Counterfactual Explanations for Oblique Decision Trees:Exact, Efficient Algorithms

Authors: Miguel Á. Carreira-Perpiñán, Suryabhan Singh Hada6903-6911

AAAI 2021 | Conference PDF | Archive PDF | Plain Text | LLM Run Details

Reproducibility Variable Result LLM Response
Research Type Experimental 4 Experiments Our algorithm is exact, as we have shown. It is also very efficient for both axis-aligned and oblique trees, even if there are categorical variables; solving a counterfactual explanation in our experiments takes usually milliseconds. We show 3 types of results: an example illustrating how the algorithm can be used interactively; summary results in several datasets, comparing with other algorithms; and, in Carreira Perpi n an and Hada (2021a), results on MNIST digit images, which can be visualized. Table 2: Comparison of counterfactuals generated by our exact algorithm and by searching over the training & test set, over a variety of datasets, using an oblique classification tree.
Researcher Affiliation Academia Miguel A. Carreira-Perpi n an, Suryabhan Singh Hada Dept. Computer Science & Engineering, University of California, Merced {mcarreira-perpinan, shada}@ucmerced.edu
Pseudocode No The paper describes algorithms and mathematical formulations but does not contain any structured pseudocode blocks or figures explicitly labeled as "Algorithm" or "Pseudocode".
Open Source Code Yes Code implementing the algorithms is available from the authors web page.
Open Datasets Yes We consider the UCI Adult dataset for binary classification... and ...results on MNIST digit images, which can be visualized.
Dataset Splits No The paper mentions using "training & test set" in the context of comparison methods and selecting "test instances" for generating counterfactuals.
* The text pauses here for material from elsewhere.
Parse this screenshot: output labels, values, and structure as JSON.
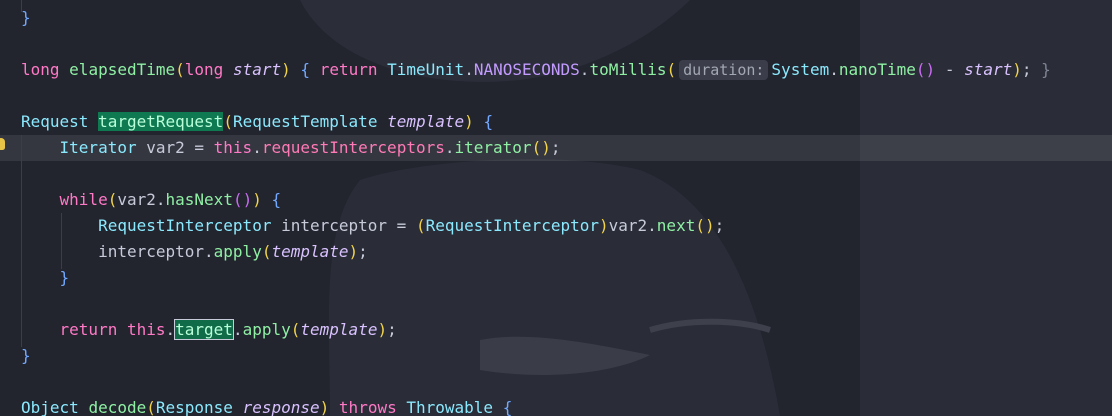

However, it does not explicitly provide details about the specific training/validation/test dataset splits (e.g., percentages, sample counts, or defined validation sets) used to train the models in the paper.
Hardware Specification No The paper states that its algorithm is "very fast" and has a "runtime of a few milliseconds per instance" but does not provide specific details about the hardware (e.g., CPU, GPU models, memory, or cloud resources) used to conduct the experiments.
Software Dependencies No The paper mentions the use of "CPLEX or Gurobi" as mixed-integer optimization solvers but does not provide specific version numbers for these or any other key software dependencies.
Experiment Setup No The paper describes the mathematical formulation of the counterfactual problem and various components like cost functions and constraints. However, it does not provide specific experimental setup details such as hyperparameter values (e.g., learning rates, batch sizes, number of epochs) or specific optimizer settings for training the tree or solving the counterfactual optimization problem.